Indigenous Australians are a minority group that are also at risk of developing poor nutritional habits. The remoteness of rural indigenous populations and their reduced exposure to nutritional regulations has resulted in a 2013 study revealing that 30% of Indigenous Australians between the ages of 15–18 are considered obese and 8% of indigenous children between 2–14 are considered under weight or malnourished. 2012–13 indigenous children between the ages of 2–14 were further surveyed and of this sample, 85% did not consume the recommended amounts of fruit or vegetables defined by the NHMRC. Poor dietary standards also extend to urban Indigenous Australians, as their diets are proven to include significant amounts of convenience foods, for reasons of lifestyle and affordability.

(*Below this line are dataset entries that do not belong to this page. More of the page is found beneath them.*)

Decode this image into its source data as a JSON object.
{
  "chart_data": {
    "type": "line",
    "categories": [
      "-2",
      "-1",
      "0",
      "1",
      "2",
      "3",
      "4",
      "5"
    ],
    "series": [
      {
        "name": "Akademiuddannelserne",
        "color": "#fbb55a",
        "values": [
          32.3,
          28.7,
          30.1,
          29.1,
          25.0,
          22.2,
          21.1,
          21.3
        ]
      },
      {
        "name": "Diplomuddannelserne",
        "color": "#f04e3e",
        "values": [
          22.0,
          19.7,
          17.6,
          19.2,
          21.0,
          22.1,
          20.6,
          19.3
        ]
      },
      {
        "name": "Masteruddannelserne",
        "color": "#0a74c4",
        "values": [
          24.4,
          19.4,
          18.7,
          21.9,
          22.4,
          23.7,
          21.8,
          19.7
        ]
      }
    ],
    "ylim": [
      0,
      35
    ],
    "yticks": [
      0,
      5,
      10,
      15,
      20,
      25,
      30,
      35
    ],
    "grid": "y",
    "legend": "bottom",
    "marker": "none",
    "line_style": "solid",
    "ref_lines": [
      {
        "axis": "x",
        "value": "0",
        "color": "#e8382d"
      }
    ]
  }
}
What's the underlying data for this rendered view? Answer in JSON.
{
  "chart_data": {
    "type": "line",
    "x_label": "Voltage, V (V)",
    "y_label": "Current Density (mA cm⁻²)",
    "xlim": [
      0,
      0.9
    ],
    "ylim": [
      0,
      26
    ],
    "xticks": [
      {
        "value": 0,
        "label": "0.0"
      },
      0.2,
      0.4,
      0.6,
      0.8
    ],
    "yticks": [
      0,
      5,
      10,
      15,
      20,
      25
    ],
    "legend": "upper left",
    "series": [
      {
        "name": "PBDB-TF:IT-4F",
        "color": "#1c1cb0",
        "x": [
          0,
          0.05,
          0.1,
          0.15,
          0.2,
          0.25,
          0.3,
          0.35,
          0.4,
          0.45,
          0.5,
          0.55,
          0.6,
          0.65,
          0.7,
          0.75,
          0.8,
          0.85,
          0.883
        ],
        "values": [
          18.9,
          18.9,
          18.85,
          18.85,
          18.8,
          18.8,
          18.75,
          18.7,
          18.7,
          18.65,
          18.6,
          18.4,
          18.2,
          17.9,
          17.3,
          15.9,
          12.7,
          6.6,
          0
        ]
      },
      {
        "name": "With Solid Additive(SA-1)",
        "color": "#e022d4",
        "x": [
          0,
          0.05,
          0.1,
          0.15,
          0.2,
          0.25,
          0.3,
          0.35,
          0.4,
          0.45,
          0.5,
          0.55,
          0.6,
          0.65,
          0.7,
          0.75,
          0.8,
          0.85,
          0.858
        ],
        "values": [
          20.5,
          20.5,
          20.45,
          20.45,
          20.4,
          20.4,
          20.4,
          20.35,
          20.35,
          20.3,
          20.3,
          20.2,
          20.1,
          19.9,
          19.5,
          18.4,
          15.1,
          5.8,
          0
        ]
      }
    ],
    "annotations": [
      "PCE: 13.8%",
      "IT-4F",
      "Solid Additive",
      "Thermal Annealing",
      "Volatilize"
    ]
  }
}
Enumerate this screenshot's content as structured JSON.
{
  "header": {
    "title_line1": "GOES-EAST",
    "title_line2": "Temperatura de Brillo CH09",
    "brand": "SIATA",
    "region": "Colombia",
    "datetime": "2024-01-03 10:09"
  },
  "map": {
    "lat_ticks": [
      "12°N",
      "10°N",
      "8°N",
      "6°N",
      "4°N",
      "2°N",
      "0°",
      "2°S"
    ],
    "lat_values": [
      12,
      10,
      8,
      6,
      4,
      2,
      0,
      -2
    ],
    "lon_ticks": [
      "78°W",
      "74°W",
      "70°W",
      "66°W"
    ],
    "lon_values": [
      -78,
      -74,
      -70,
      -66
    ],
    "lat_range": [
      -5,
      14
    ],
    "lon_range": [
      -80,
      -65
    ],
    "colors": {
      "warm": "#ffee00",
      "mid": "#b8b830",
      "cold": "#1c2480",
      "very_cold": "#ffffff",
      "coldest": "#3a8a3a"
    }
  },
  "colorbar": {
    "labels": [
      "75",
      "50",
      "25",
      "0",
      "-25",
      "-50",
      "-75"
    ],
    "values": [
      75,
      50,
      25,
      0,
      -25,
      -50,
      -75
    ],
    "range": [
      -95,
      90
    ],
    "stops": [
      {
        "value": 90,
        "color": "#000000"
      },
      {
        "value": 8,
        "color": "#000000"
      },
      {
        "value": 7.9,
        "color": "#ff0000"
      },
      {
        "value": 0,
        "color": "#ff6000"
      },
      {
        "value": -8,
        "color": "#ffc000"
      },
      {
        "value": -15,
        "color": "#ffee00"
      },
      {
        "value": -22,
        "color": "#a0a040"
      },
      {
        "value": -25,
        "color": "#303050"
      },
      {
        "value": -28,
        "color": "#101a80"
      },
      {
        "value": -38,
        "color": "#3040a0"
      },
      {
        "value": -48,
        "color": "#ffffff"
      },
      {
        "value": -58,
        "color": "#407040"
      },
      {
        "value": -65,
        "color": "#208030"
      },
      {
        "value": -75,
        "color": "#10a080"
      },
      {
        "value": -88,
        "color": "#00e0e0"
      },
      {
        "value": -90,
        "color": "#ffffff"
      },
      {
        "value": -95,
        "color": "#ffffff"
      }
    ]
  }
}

The lack of health awareness is proven by the 97% of urban indigenous Australians who are unlikely to consume the recommended vegetable quota. Exercise for many Indigenous Australians is a redeeming nutritional factor. A 2013 national study revealed that Indigenous children dedicate on average 6.6 hours to daily physical activity. This daily physical activity output is higher than the average Caucasian child. However, for a nutritional lifestyle to be maintained dietary consumption must be in balance with physical activity.